Pour elle, il est clair que le passeur a mis la vie de son mari en péril à cause des conditions hivernales extrêmes. La tempête du 23 décembre dernier a été marquée par de fortes chutes de neige et des vents puissants. 

M. Richard a été repéré, sans vie, à quelques pas de la frontière, du côté canadien, par un hélicoptère des autorités américaines, à la fin de la semaine dernière. 

Sa disparition avait été signalée le 26 décembre par Mme Filius, trois jours après que celle-ci eut perdu contact avec lui. Selon la Sûreté du Québec, tout indique qu’il est mort d’hypothermie. 

Le migrant tentait d’entrer illégalement aux États-Unis pour aller retrouver sa femme et son petit garçon en Floride. 

Il avait séjourné plusieurs mois à Montréal, après être arrivé au pays par le chemin Roxham, en provenance des États-Unis. Il essayait d’obtenir un statut de réfugié au Canada.  

Aidée par le même passeur

Mme Filius connaît bien le passeur auquel son mari a eu recours. En octobre, elle a utilisé ses services depuis Montréal pour franchir la frontière américaine. Elle a eu plus de chance puisque tout s’est déroulé sans anicroche.

Il lui a suffi de marcher une dizaine de minutes dans le bois à partir du point où elle a été déposée par le passeur pour se retrouver aux États-Unis. Une fois passée, elle a appelé un taxi qui l’a conduite à la gare d’autobus de Plattsburgh. 

Par contre, la facture était salée : 1300 $ pour un trajet d’à peine 45 minutes entre Montréal et la frontière. 

Elle a obtenu les coordonnées du passeur au hasard d’une conversation avec d’autres migrants.  

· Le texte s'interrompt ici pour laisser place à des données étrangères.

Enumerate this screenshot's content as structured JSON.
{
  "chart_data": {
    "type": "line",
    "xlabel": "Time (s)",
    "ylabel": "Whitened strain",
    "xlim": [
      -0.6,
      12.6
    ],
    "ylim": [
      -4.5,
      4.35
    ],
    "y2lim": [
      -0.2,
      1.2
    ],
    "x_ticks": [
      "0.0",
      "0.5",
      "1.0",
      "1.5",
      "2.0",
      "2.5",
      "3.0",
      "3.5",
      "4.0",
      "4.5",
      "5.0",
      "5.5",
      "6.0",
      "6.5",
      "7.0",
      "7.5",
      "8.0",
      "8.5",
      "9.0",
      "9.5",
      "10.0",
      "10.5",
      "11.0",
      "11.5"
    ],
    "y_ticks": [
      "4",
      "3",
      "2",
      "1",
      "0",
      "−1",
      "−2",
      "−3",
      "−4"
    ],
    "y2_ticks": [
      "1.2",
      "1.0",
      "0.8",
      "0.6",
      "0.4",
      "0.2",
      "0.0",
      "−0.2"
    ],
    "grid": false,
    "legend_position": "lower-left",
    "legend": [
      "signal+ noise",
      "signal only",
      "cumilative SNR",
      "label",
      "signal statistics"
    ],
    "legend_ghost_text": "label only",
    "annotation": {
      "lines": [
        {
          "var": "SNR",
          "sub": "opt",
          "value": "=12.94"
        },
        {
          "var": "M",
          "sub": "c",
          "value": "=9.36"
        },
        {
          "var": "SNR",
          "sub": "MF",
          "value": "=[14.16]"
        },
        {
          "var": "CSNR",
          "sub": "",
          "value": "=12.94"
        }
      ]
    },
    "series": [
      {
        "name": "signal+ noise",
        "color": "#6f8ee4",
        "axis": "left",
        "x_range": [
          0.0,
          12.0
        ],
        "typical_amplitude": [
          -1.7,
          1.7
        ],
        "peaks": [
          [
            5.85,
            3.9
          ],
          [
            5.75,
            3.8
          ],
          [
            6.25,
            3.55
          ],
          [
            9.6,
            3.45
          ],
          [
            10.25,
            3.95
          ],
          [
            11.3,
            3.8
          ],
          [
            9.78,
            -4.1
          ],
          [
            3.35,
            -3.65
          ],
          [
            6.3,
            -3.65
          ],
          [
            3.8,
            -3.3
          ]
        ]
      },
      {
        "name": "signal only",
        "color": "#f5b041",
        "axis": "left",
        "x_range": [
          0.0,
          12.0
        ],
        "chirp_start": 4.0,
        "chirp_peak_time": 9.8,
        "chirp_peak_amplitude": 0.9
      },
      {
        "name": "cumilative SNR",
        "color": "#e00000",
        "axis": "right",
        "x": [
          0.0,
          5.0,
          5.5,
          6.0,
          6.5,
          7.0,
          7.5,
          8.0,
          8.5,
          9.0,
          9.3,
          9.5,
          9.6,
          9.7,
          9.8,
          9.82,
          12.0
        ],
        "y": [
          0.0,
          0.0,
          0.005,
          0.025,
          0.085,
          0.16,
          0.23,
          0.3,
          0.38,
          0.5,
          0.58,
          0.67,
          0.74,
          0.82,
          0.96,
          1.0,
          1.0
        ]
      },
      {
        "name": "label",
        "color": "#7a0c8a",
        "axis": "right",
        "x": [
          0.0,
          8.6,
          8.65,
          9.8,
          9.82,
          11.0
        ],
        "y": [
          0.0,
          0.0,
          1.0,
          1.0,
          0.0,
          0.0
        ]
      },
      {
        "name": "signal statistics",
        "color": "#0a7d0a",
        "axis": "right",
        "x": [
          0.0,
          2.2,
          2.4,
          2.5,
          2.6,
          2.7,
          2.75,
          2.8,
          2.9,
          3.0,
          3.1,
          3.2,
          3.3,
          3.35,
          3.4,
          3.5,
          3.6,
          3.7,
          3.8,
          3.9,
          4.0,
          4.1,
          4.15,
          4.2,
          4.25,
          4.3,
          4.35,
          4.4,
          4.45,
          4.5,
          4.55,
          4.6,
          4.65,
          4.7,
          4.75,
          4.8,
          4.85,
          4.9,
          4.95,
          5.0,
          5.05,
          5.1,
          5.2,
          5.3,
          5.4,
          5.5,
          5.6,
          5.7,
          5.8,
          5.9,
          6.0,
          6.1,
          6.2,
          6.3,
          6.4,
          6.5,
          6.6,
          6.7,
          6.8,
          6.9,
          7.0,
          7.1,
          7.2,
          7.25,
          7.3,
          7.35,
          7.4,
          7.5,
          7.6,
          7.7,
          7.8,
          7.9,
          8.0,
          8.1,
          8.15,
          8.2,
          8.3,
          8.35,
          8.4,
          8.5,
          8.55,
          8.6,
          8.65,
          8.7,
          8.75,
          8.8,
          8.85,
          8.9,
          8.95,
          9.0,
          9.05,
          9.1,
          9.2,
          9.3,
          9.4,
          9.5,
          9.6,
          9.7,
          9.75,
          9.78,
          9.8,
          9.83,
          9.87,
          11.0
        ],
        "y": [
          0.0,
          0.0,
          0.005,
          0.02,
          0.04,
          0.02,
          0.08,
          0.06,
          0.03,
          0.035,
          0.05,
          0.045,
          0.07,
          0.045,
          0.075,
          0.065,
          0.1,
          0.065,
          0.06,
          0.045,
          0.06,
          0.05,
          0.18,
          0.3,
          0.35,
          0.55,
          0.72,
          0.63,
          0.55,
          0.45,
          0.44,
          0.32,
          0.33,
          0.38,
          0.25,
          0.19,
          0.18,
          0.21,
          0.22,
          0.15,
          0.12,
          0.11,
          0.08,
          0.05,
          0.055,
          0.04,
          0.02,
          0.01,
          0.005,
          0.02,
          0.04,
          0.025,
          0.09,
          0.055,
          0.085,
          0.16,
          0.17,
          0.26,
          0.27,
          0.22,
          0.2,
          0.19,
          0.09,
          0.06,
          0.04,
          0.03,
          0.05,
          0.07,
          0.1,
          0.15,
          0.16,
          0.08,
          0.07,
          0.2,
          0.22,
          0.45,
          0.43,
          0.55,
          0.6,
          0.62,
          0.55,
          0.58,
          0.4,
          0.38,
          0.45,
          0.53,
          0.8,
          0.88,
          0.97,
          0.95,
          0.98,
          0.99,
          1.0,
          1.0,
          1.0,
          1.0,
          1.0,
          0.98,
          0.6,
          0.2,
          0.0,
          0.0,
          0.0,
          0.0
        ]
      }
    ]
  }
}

Malgré nos tentatives, il a été impossible de parler avec le passeur en question. 

– Avec la collaboration de Jonathan Tremblay et de Camille Payant

 

NOMBRE DE PERSONNES INTERPELLÉES EN 2022 PAR LES AGENTS FRONTALIERS AMÉRICAINS :

  • Janvier : 24
  • Avril : 84
  • Juillet : 142
  • Septembre : 236
  • Novembre : 393

«Nous n’avions pas d’argent»

Guenda Filius vit actuellement entourée des siens et de son petit garçon de 19 mois, dont Fritznel Richard était le père, dans une modeste maison floridienne, près d’un centre commercial achalandé. 

Elle confie qu’elle n’a jamais pu se faire à la vie au Québec, où elle n’aura passé que quelques mois après être arrivée, comme son mari, au pays par le chemin Roxham. 

Rencontrée en Floride où elle réside présentement, Guenda Filius pleure son mari, qui aurait été abandonné par un passeur.
Photo Jules Richer
Rencontrée en Floride où elle réside présentement, Guenda Filius pleure son mari, qui aurait été abandonné par un passeur.

«Nous n’avions pas d’argent. Il faisait froid et je suis tombée malade», dit-elle pour expliquer son désir de revenir aux États-Unis.  

Pas de permis de travail

Elle et son mari souhaitaient travailler à Montréal pour améliorer leur sort en attendant l’obtention éventuelle d’un statut de réfugié. 

Toutefois, ils n’ont jamais pu obtenir de permis de travail, à cause des retards administratifs qui existent actuellement chez Immigration Canada.  

Rappelons que les demandeurs du statut de réfugié ne peuvent pas faire une demande au Canada s’ils arrivent des États-Unis et vice versa, en vertu de « l’entente sur les tiers pays sûrs », signée par les deux pays. 


Entre août et novembre dernier, 54 migrants d’origine haïtienne ont été interpellés par le service des douanes américaines en provenance du Canada.